Exactly, Lenhardt said. “I
started writing (Westerns) because I wanted to write what I
wanted to read, to go against the tropes of the genre.”
Beginning
her research with her father’s VHS collection of Western movies and TV shows,
she found herself intrigued but wanting “to write a story about the women who
were left behind to defend the fort while the men were out looking for Indians.
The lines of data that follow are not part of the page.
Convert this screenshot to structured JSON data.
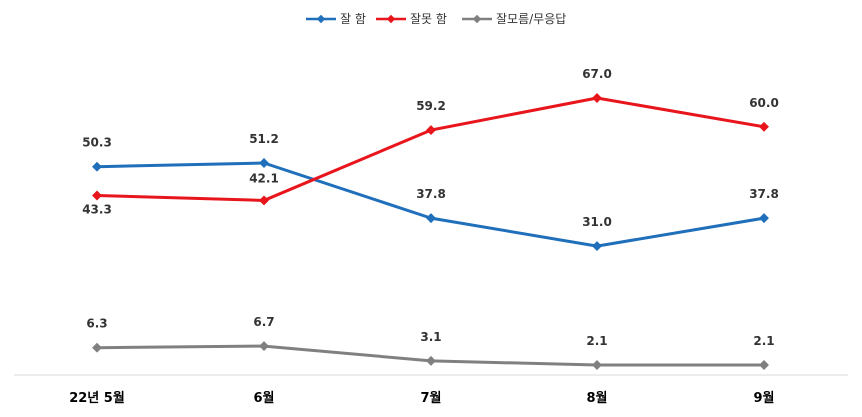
{
  "chart_data": {
    "type": "line",
    "categories": [
      "22년 5월",
      "6월",
      "7월",
      "8월",
      "9월"
    ],
    "series": [
      {
        "name": "잘 함",
        "color": "#1f6fba",
        "values": [
          50.3,
          51.2,
          37.8,
          31.0,
          37.8
        ],
        "labels": [
          "50.3",
          "51.2",
          "37.8",
          "31.0",
          "37.8"
        ]
      },
      {
        "name": "잘못 함",
        "color": "#e8161c",
        "values": [
          43.3,
          42.1,
          59.2,
          67.0,
          60.0
        ],
        "labels": [
          "43.3",
          "42.1",
          "59.2",
          "67.0",
          "60.0"
        ]
      },
      {
        "name": "잘모름/무응답",
        "color": "#808080",
        "values": [
          6.3,
          6.7,
          3.1,
          2.1,
          2.1
        ],
        "labels": [
          "6.3",
          "6.7",
          "3.1",
          "2.1",
          "2.1"
        ]
      }
    ],
    "ylim": [
      0,
      80
    ],
    "grid": false,
    "legend": "top-center",
    "title": "",
    "xlabel": "",
    "ylabel": ""
  }
}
. . Writing to break tropes is embedded in who I am as a writer.
“Make
your woman (character) an individual. Don’t relate everything she does to a guy,”
Lenhardt said.
Similarly,
Gonzales’ advice was not to make characters of color mere adjuncts of white
characters. And just as no characters—especially diverse ones—should be all
bad, don’t make them all good either. It’s a mistake even accomplished writers
can make, possibly from fear of either frightening white readers or offending minority
readers, Gonzales said, citing the “magical negro” stereotype.
(I'll add, there are also "magical Native American, Asian, female, child, mentally-disabled, etc. characters. Many of whom die in the course of the story).
And about those deaths, Lenhardt said. Does it always have to be the
minority character? Does it always have to be the female character?
“There’s
got to be a prize for books that don’t have females as the victims,” Lenhardt
said, encouraging us “to write books that don’t show women as victims.” Or, she
added, facetiously (or not) “Just make it even. If you’re going to kill women,
kill men too.”
(Note
to readers—Lenhardt writes crime as well as historical fiction.)
And
just as white writers can pander to sexual fears about characters of color,
male and sometimes even female writers can feel compelled to soften cultural
fears of powerful women by presenting women in in only sexualized ways.
The
male writer whose hubris provoked Lenhard’s discussion featured a woman who
sexualized herself. Can we imagine a man doing the same for himself? Lenhardt
asked. Instead of writing a woman character who’s sexually confident, it’s all
to easy to degenerate into a male sexual fantasy.
Her strongest
advice—especially if you’re a male writer attempting to write from a female
point of view, “don’t ever describe a woman’s breasts. You’re probably
describing boobs we don’t have and it’s just going to piss us off.”
(Definitely
nervous twitters from the men in her audience at that advice!)
And skip
anything that sounds like “rape culture.” “There are ways to signal sexual interest
in a way that don’t sound rapey,” she said.
“When a
woman beta reads your story and says something is horrifying, you need to
freaking believe her. This also counts for African-Americans, Hispanics, fat people
and disabled people.”
If
writers are uncomfortable with their women characters--or perhaps their
minority characters--Gonzales asked us to remember that “for us minorities, we
live in a world where we have to negotiate the majority’s norms. How
comfortable is that for us? Everyday?”
But discomfort
doesn’t have to be the norm. “What we write affects how we see the world,”
Lenhardt said. “Write for the world we want, not the world we have.”
For further
resources on writing diverse characters, Gonzales lists “We Need Diverse Books,”“Writing with Color,” “Writing with Diversity Resources,” "DiversifYA,” "Why Diverse Genre Fiction is Important and How to Get it Right," and "Why Diverse Genre Fiction is Important and How To Get it Right."
Hi, Melissa, Thank you for a wonderful article on diversity in writing. I'm glad you were in my class at the DFWCon. Good job in capturing the essence of my remarks. Please forgive me if make a mistake here, but have we met in person? I enjoy your writing. Best wishes.
ReplyDeleteHi, Richard! We actually met briefly in person at the Roanoke writing conference last fall.